Sixty metres from the main entrance on Rissik Street is a small stone paved square originally with flower boxes. During the Civic Spine project of 1989–91, Rissik Street between the City Hall and The Post Office was bent in front of the square to accommodate a fountain and obelisks in the centre of the road. Granite steps lead up to the entrance consisting of a colonnaded portico along the full front of the building and with a central domed tower above. The entrance vestibule of marble and mosaics had corridors leading left and right to municipal departments while a marble staircase lead up to the first floor which consisted of the council chamber, committee rooms, councillor's library and lobby with Mayor's parlour facing the square. The council chamber was domed with ornamental plaster and oak finishes with the committee rooms with a similar finish. On the ground floor below the council chamber was the Rates Hall which was accessed from the north and south sides of the building in President and Market Streets. The building originally had an open courtyard in the centre.

The western entrance in President Street faces the now renamed Beyers Naude Square with the Johannesburg City Library beyond that. From that street are five doors to the entrance hall and the town hall beyond, while two staircases on either side lead up to gallery while in the hall itself, the Organ faces the entrance. The hall is decorated in plaster, gilding, and woodwork. Accessed from President Street, Selborne Hall is found on the first floor. The organ for the new hall was built by Noman & Beard of Norwich based on the specifications of Dr Alfred Hollins. The organ was assembled by A.M.F Tomkins of Cooper, Gill and Tomkins under Herbert Norman's supervision. The organ was first opened to the public on 4 March 1916 with an inaugural recital by Alfred Hollins. In the 1920s it was used to present recitals on Sunday nights and during the lunch hour on Tuesdays afternoon. The organ was said to be the largest on the continent of Africa and was at one time the second largest organ in the Southern Hemisphere.

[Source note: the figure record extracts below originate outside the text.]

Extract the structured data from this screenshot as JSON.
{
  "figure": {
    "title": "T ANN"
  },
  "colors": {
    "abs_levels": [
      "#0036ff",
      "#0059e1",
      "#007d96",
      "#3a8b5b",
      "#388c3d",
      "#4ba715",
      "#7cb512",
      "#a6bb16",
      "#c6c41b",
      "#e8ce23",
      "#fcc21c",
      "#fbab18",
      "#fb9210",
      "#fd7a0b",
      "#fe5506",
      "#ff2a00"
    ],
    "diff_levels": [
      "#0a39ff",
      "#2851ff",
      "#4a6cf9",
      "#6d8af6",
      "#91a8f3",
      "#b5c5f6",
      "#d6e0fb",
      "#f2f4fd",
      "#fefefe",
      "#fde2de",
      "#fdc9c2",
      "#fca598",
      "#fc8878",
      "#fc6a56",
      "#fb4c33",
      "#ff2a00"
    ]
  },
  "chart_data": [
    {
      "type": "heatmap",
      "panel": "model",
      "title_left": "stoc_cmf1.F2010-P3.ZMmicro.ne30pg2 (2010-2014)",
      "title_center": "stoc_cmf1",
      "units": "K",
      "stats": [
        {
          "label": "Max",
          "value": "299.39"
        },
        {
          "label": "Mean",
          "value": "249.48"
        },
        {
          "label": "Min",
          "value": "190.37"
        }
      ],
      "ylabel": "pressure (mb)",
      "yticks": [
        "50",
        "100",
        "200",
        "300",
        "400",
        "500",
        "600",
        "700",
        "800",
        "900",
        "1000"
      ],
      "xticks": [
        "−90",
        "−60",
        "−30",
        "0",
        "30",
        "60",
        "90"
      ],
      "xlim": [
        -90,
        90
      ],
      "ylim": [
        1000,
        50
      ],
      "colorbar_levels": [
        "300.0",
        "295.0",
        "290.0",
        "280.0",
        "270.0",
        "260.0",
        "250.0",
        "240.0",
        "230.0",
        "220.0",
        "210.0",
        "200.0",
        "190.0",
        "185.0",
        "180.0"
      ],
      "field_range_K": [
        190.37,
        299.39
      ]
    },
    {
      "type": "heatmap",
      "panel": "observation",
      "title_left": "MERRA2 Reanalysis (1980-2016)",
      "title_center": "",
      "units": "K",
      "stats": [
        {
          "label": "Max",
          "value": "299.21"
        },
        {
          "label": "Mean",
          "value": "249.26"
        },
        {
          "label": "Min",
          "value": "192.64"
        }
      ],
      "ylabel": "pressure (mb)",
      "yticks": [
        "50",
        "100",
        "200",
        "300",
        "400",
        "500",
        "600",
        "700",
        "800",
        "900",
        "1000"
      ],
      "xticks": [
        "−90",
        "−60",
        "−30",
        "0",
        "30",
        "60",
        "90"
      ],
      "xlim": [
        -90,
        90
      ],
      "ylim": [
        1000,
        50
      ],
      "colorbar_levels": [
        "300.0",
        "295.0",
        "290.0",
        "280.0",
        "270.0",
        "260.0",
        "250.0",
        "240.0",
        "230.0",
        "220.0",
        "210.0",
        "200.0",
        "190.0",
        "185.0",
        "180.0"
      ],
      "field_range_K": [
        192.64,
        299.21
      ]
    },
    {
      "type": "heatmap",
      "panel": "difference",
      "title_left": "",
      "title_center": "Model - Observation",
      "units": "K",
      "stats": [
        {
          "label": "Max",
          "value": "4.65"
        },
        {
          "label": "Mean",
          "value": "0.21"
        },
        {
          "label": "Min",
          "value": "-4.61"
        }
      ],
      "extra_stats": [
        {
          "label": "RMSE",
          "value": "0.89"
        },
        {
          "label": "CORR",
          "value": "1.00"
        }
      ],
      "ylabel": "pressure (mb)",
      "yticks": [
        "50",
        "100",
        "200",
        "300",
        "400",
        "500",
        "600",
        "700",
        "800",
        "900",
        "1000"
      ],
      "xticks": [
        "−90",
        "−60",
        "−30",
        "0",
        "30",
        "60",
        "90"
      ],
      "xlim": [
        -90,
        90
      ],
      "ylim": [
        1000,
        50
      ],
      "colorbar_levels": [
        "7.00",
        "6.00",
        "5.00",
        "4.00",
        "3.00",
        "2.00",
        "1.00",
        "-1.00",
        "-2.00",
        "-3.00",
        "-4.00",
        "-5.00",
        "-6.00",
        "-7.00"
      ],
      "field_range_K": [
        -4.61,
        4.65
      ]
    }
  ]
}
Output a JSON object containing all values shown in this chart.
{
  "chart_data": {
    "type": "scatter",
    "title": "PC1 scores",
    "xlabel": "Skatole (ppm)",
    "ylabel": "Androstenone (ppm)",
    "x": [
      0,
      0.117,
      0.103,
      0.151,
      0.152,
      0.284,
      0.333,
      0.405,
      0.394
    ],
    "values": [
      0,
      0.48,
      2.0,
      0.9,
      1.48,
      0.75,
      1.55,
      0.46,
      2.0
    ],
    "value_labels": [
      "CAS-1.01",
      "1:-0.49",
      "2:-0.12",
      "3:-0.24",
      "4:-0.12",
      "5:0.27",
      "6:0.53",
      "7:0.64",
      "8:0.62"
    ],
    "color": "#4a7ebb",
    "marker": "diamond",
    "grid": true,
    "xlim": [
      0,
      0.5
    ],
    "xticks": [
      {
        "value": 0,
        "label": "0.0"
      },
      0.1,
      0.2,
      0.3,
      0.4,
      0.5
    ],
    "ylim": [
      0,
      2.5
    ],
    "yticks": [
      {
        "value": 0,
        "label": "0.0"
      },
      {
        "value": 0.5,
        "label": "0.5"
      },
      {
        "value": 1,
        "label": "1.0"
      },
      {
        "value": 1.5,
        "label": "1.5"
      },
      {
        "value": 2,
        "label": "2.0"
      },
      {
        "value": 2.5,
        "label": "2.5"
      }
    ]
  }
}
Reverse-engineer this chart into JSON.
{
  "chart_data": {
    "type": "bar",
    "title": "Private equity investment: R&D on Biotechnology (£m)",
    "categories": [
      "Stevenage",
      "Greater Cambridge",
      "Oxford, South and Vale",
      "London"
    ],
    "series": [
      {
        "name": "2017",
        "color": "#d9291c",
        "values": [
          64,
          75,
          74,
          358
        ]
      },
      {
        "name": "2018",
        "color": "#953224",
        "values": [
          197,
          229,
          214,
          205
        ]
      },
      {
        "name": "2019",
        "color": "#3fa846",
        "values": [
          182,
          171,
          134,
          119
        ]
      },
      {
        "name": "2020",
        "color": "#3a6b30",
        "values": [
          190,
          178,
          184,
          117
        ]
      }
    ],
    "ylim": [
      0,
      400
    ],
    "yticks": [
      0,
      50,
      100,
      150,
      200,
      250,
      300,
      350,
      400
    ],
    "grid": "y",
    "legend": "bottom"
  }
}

The external walls are brick but clad in sawn border stone from the Free State called Flatpan Freestone. Some of roof is tiled, originally of green Spanish tiles but are now clad in red tiles replicated in Pretoria, while other parts of the roof are cement and corrugated iron. The internal walls consist of plaster, mahogany, oak and teak depending on the location and the rooms uses. While the floor material differs on the location and its uses and could consist of marble, mosaics, American cork and maple.